Argued and submitted January 30,
    reversed February 20, 2002
    STATE OF OREGON, Respondent, v. KIMBERLY DEE ANN BRASE, Appellant.
    
    970441821; A108014
    40 P3d 1111
    Irene B. Taylor, Deputy Public Defender, argued the cause for appellant. With her on the brief was David E. Groom, State Public Defender.
    Kathleen M. Cegla, Assistant Attorney General, argued the cause for respondent. With her on the brief were Hardy Myers, Attorney General, and Michael D. Reynolds, Solicitor General.
    Before Haselton, Presiding Judge, and Linder and Wollheim, Judges.
    PER CURIAM
   PER CURIAM

Defendant appeals her conviction for driving under the influence of intoxicants, ORS 813.010, arguing, among other things, that the trial court erred in failing to dismiss the charge on the ground that defendant’s statutory speedy trial rights under ORS 135.747 had been violated.

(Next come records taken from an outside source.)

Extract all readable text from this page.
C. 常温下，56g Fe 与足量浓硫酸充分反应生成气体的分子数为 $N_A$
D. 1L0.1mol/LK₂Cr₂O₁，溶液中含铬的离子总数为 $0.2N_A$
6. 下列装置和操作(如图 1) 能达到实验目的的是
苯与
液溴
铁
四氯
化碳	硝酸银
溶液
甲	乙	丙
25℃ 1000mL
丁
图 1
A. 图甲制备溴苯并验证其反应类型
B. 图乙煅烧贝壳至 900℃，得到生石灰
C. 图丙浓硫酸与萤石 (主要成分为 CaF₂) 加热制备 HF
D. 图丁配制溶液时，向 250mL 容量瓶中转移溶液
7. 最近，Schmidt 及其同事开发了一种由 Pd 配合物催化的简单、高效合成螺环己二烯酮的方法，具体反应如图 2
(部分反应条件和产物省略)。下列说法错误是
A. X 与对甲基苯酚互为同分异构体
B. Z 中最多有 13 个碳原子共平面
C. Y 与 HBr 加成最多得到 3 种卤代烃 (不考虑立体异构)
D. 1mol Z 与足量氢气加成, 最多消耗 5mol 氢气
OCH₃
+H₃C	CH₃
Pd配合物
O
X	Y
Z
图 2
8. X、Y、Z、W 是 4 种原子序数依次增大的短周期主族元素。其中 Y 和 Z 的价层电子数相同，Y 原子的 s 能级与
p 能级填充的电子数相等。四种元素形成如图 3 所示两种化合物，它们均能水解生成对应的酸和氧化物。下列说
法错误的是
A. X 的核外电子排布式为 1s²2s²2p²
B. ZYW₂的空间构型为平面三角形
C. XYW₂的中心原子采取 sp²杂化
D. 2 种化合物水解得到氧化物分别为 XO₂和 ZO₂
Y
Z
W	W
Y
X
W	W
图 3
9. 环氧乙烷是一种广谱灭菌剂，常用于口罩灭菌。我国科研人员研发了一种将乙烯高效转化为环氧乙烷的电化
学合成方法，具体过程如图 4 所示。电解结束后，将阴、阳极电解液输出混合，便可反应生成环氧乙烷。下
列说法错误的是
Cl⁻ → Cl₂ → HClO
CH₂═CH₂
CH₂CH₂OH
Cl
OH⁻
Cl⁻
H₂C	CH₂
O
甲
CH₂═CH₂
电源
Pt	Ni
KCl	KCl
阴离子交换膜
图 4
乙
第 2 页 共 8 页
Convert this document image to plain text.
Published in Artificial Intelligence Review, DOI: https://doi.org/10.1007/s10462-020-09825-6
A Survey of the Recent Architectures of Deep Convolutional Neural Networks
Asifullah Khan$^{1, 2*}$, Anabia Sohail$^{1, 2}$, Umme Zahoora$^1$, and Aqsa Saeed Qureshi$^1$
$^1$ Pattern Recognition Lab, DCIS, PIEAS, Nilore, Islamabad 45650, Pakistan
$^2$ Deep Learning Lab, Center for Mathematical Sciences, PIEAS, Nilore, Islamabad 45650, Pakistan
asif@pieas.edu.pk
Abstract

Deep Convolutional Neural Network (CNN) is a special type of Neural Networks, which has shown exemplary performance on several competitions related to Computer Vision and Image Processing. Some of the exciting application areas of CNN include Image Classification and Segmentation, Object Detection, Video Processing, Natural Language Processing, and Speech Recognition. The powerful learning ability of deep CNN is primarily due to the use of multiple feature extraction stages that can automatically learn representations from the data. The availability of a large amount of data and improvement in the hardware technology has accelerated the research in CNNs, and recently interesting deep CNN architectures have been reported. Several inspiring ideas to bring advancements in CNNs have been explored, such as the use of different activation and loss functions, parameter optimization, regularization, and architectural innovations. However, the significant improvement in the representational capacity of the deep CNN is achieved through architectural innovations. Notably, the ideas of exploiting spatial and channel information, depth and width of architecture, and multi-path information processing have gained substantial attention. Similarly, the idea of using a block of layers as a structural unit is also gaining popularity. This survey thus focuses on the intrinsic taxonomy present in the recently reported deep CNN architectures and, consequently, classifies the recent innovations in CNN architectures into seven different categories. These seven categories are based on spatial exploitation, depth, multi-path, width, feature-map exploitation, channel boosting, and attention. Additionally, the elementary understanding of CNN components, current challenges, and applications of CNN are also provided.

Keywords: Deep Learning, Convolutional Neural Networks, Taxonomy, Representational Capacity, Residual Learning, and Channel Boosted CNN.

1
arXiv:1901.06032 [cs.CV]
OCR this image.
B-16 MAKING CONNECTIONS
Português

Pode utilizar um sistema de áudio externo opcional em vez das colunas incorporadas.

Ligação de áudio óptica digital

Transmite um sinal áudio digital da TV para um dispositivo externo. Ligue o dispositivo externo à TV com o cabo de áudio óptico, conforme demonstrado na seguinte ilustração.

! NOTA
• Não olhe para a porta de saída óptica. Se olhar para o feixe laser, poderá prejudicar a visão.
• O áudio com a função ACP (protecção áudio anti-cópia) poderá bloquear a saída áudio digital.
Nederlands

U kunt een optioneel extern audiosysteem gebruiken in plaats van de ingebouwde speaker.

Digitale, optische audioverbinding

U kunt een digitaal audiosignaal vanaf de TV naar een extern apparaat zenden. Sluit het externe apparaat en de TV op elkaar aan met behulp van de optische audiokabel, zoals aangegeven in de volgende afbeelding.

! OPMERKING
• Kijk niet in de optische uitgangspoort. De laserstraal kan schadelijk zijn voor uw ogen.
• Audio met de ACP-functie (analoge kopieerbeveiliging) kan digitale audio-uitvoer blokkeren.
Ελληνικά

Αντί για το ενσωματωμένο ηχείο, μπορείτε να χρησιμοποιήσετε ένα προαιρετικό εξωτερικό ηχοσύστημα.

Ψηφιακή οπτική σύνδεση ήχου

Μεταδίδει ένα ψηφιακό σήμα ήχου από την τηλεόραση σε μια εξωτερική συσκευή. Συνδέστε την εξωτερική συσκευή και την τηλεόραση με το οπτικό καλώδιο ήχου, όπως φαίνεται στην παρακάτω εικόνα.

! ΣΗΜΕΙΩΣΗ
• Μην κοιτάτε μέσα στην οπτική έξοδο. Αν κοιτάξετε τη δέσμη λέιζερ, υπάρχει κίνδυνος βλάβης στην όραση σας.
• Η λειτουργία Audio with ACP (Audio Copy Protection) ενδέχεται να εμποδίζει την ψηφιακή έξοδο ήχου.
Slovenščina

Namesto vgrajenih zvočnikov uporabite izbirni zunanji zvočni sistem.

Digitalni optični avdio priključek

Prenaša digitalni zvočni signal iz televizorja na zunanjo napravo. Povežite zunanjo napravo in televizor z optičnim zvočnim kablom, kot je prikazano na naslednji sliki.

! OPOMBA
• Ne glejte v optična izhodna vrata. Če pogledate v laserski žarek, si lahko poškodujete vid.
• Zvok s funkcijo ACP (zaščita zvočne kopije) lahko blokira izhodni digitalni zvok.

The state concedes the error and, for the reasons discussed below, we accept the state’s concession, and therefore reverse defendant’s conviction.

The facts of the present case are virtually identical to those of State v. Rohlfing, 155 Or App 127, 973 P2d 87 (1998), in that defendant had no notice of pending charges against her, and the state made no effort to execute the warrant for her arrest. Although the time period involved was less than the time period involved in Rohlfing, the state acknowledges that the amount of time at issue here has been deemed unreasonable in cases involving similar facts. We agree.

Reversed. 
      
       We do not reach defendant’s other arguments, given our disposition of her statutory speedy trial claim.